J'avais même tellement de plaisir dans ce travail que la première
fois qu'on m'a invitée à poser ma candidature pour un poste de gestion,
j'ai refusé, de peur de perdre le contact avec les individus. À mes yeux
à l'époque, devenir gestionnaire était incompatible avec mon besoin
profond d'être en contact avec le "vrai monde"…Ce sont mes
collègues et mes supérieurs qui m'ont convaincue que la gestion n'était
pas, loin de là, incompatible avec ma passion de l'humain. Et je suis
heureuse d'avoir accepté car j'ai découvert qu'au contraire, la gestion
n'était pas qu'un simple acte administratif. La dimension humaine est
tout aussi, sinon plus importante.
C'est cette même passion qui m'a guidée quand le ministre de la
Justice m'a demandée de devenir Curatrice publique du Québec. Ce poste,
traditionnellement, avait été occupé par des avocats ou des notaires,
plus préoccupés par l'aspect juridique de la curatelle. Le défi de
remettre l'humain au centre de nos préoccupations, comme organisation
publique, était de taille. Mais quel défi fascinant! J'ai adoré ce
poste.
C'est encore la passion qui m'a incitée, lorsqu'on m'a invitée, à
faire le saut en politique. J'avais le sentiment que cela pouvait être un
véhicule privilégié pour faire avancer mes valeurs, mes idées et ce,
en toute collégialité. Vous me permettrez de partager avec vous une
anecdote: décider de faire de la politique n'est pas un choix facile.

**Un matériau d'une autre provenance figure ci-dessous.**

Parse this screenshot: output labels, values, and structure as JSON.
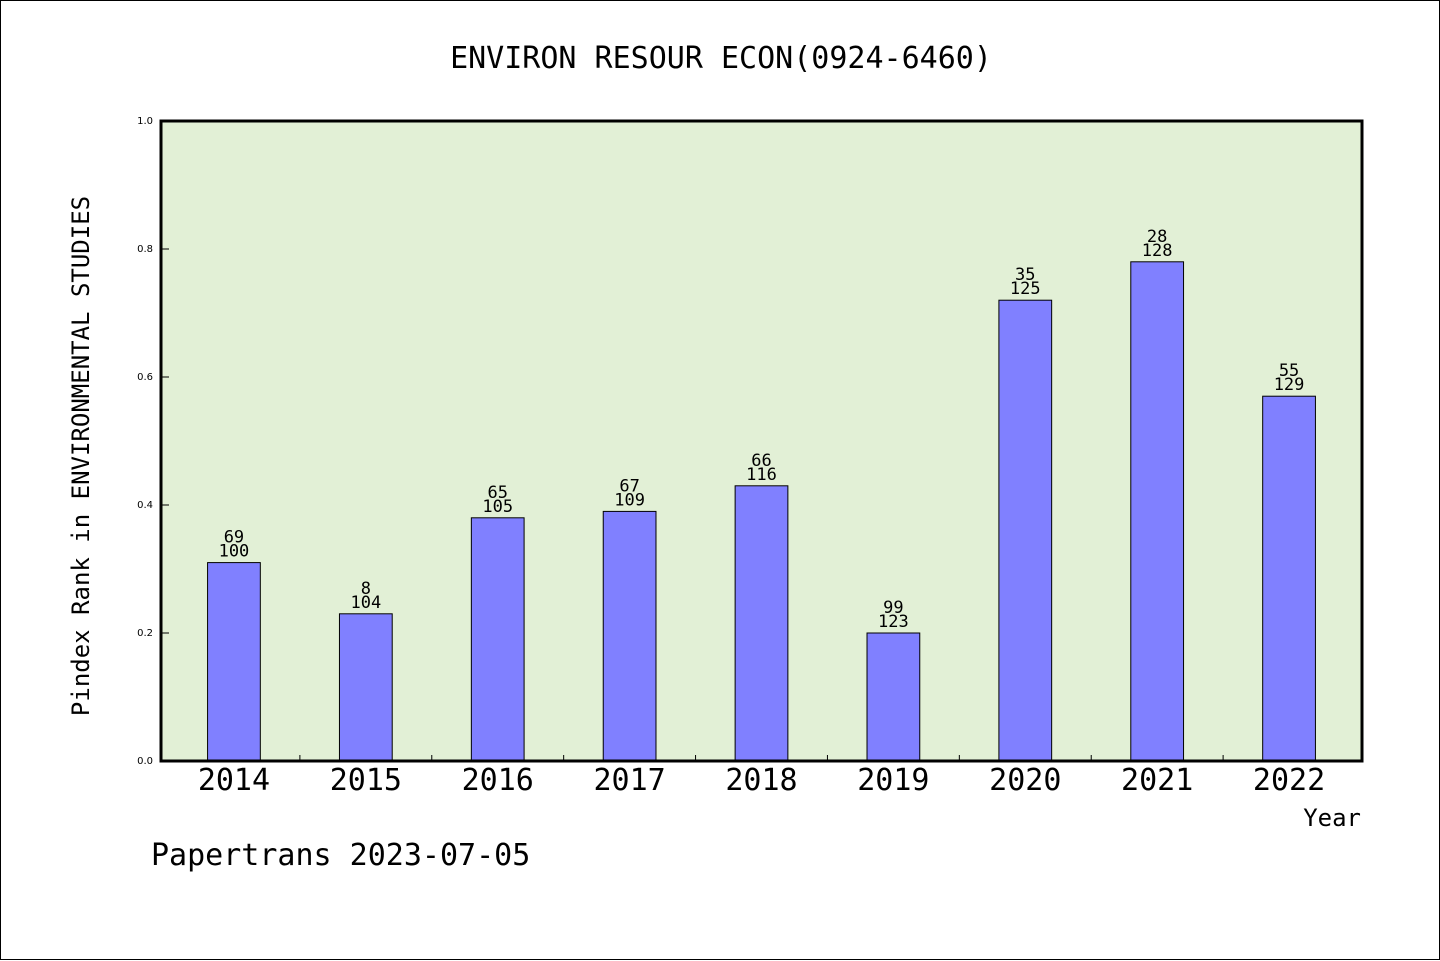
{
  "chart_data": {
    "type": "bar",
    "title": "ENVIRON RESOUR ECON(0924-6460)",
    "xlabel": "Year",
    "ylabel": "Pindex Rank in ENVIRONMENTAL STUDIES",
    "categories": [
      "2014",
      "2015",
      "2016",
      "2017",
      "2018",
      "2019",
      "2020",
      "2021",
      "2022"
    ],
    "values": [
      0.31,
      0.23,
      0.38,
      0.39,
      0.43,
      0.2,
      0.72,
      0.78,
      0.57
    ],
    "labels_top": [
      "69",
      "8",
      "65",
      "67",
      "66",
      "99",
      "35",
      "28",
      "55"
    ],
    "labels_bottom": [
      "100",
      "104",
      "105",
      "109",
      "116",
      "123",
      "125",
      "128",
      "129"
    ],
    "ylim": [
      0,
      1.0
    ],
    "yticks": [
      "0.0",
      "0.2",
      "0.4",
      "0.6",
      "0.8",
      "1.0"
    ],
    "grid": false,
    "colors": {
      "plot_background": "#e2f0d6",
      "bar": "#8080ff",
      "bar_edge": "#000000"
    }
  },
  "footer": "Papertrans 2023-07-05"
}
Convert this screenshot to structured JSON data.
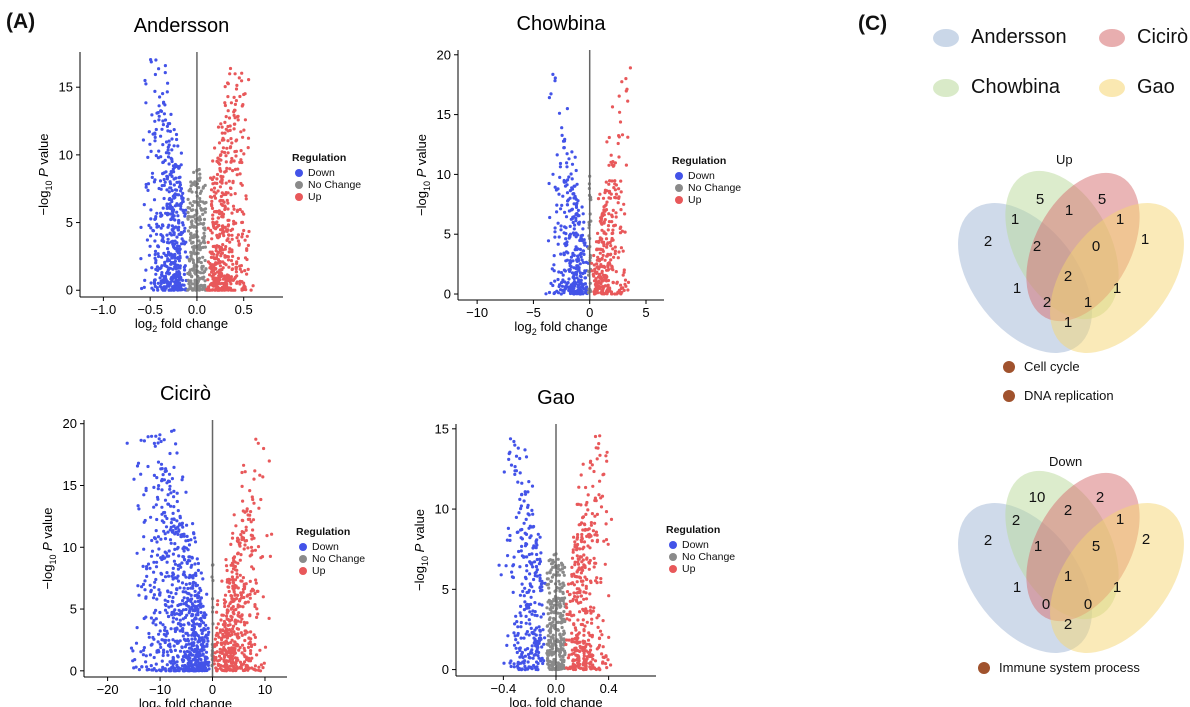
{
  "panel_labels": {
    "a": "(A)",
    "c": "(C)"
  },
  "legend": {
    "title": "Regulation",
    "items": [
      {
        "label": "Down",
        "color": "#4353e8"
      },
      {
        "label": "No Change",
        "color": "#8a8a8a"
      },
      {
        "label": "Up",
        "color": "#e8585a"
      }
    ]
  },
  "chart_data": [
    {
      "type": "scatter",
      "subtype": "volcano",
      "title": "Andersson",
      "xlabel": "log2 fold change",
      "ylabel": "−log10 P value",
      "xlim": [
        -1.25,
        0.92
      ],
      "ylim": [
        -0.5,
        17.6
      ],
      "xticks": [
        -1.0,
        -0.5,
        0.0,
        0.5
      ],
      "xtick_labels": [
        "−1.0",
        "−0.5",
        "0.0",
        "0.5"
      ],
      "yticks": [
        0,
        5,
        10,
        15
      ],
      "threshold": 0.1,
      "xspread": 0.42,
      "max_y": 17.1,
      "series": [
        {
          "name": "Down",
          "approx_count": 2600
        },
        {
          "name": "No Change",
          "approx_count": 1200
        },
        {
          "name": "Up",
          "approx_count": 2500
        }
      ]
    },
    {
      "type": "scatter",
      "subtype": "volcano",
      "title": "Chowbina",
      "xlabel": "log2 fold change",
      "ylabel": "−log10 P value",
      "xlim": [
        -11.7,
        6.6
      ],
      "ylim": [
        -0.5,
        20.4
      ],
      "xticks": [
        -10,
        -5,
        0,
        5
      ],
      "xtick_labels": [
        "−10",
        "−5",
        "0",
        "5"
      ],
      "yticks": [
        0,
        5,
        10,
        15,
        20
      ],
      "threshold": 0.1,
      "xspread": 3.2,
      "max_y": 19.0,
      "series": [
        {
          "name": "Down",
          "approx_count": 1700
        },
        {
          "name": "No Change",
          "approx_count": 150
        },
        {
          "name": "Up",
          "approx_count": 1500
        }
      ]
    },
    {
      "type": "scatter",
      "subtype": "volcano",
      "title": "Cicirò",
      "xlabel": "log2 fold change",
      "ylabel": "−log10 P value",
      "xlim": [
        -24.5,
        14.2
      ],
      "ylim": [
        -0.5,
        20.3
      ],
      "xticks": [
        -20,
        -10,
        0,
        10
      ],
      "xtick_labels": [
        "−20",
        "−10",
        "0",
        "10"
      ],
      "yticks": [
        0,
        5,
        10,
        15,
        20
      ],
      "threshold": 0.1,
      "xspread": 9.0,
      "max_y": 19.5,
      "series": [
        {
          "name": "Down",
          "approx_count": 4000
        },
        {
          "name": "No Change",
          "approx_count": 100
        },
        {
          "name": "Up",
          "approx_count": 2500
        }
      ]
    },
    {
      "type": "scatter",
      "subtype": "volcano",
      "title": "Gao",
      "xlabel": "log2 fold change",
      "ylabel": "−log10 P value",
      "xlim": [
        -0.76,
        0.76
      ],
      "ylim": [
        -0.4,
        15.3
      ],
      "xticks": [
        -0.4,
        0.0,
        0.4
      ],
      "xtick_labels": [
        "−0.4",
        "0.0",
        "0.4"
      ],
      "yticks": [
        0,
        5,
        10,
        15
      ],
      "threshold": 0.07,
      "xspread": 0.3,
      "max_y": 14.6,
      "series": [
        {
          "name": "Down",
          "approx_count": 1500
        },
        {
          "name": "No Change",
          "approx_count": 1400
        },
        {
          "name": "Up",
          "approx_count": 2000
        }
      ]
    }
  ],
  "venn": {
    "sets": [
      {
        "name": "Andersson",
        "color": "#9fb6d6"
      },
      {
        "name": "Chowbina",
        "color": "#b9d99a"
      },
      {
        "name": "Cicirò",
        "color": "#d56b6e"
      },
      {
        "name": "Gao",
        "color": "#f6d571"
      }
    ],
    "diagrams": [
      {
        "title": "Up",
        "counts": {
          "A": "2",
          "B": "5",
          "C": "5",
          "D": "1",
          "AB": "1",
          "BC": "1",
          "CD": "1",
          "ABC": "2",
          "BCD": "0",
          "ABCD": "2",
          "AC": "1",
          "BD": "1",
          "ACD": "2",
          "ABD": "1",
          "AD": "1"
        },
        "go_terms": [
          "Cell cycle",
          "DNA replication"
        ]
      },
      {
        "title": "Down",
        "counts": {
          "A": "2",
          "B": "10",
          "C": "2",
          "D": "2",
          "AB": "2",
          "BC": "2",
          "CD": "1",
          "ABC": "1",
          "BCD": "5",
          "ABCD": "1",
          "AC": "1",
          "BD": "1",
          "ACD": "0",
          "ABD": "0",
          "AD": "2"
        },
        "go_terms": [
          "Immune system process"
        ]
      }
    ]
  }
}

L'image des politiciens n'est pas des plus reluisantes, les heures sont
parfois longues, il faut souvent faire une difficile conciliation entre
notre vie familiale et notre travail. Alors que les gens de l'entourage du
Premier ministre du Québec ne me dépeignaient que les beaux côtés du
métier de politicien, la passionnée que je suis a quand même décidé
d'écouter son côté rationnel. J'ai donc rencontré monsieur Bourassa et
je lui ai demandé, naïvement me direz-vous, de me parler des aspects
moins agréables de la vie politique. Je n'oublierai jamais cette
conversation, où il m'a demandé si j'étais capable de vivre avec
l'ingratitude dans la vie. Tout le reste, m'a-t-il dit, s'accepte et se
gère si on a la passion, mais l'ingratitude, parce que c'est une
profession parfois ingrate vous vous en doutez bien, fait en sorte que, si
on ne l'accepte pas, on devient très vite malheureux. J'ai longuement
réfléchi et j'ai accepté de me joindre à son équipe, en toute
connaissance de cause.
J'ai été une privilégiée en politique et j'en suis consciente. J'ai
eu, tout au long de ma carrière de ministre au Québec, des portefeuilles
où j'ai pu assouvir ma passion de l'humain, particulièrement quand j'ai
eu le bonheur de me retrouver à la tête du ministère de l'Education et
de l'Enseignement supérieur. C'est fascinant et motivant de travailler
pour les jeunes et d'être entourée d'une équipe de hauts fonctionnaires
eux-mêmes passionnés par la jeunesse. Ce fut un plaisir professionnel
inoubliable.
Mais nous sommes en démocratie et à l'élection de 1994, les
Québécois ont fait un choix différent. J'étais convaincue, à ce
moment-là, que ma carrière politique était terminée. Pour moi, la
politique n'est pas une fin en soi, mais plutôt un moyen de faire avancer
les choses. Je n'avais donc aucune amertume, puisque la démocratie et
l'expression de celle-ci demeurent au coeur de nos valeurs fondamentales
comme citoyens du Canada.
Puis, le Premier ministre du Canada m'a invitée à me joindre à son
équipe, dans le contexte référendaire. Je n'ai jamais caché mes
convictions: je suis une fière québécoise et canadienne. J'ai donc pu
également aller au bout d'une autre passion: celle de mon pays.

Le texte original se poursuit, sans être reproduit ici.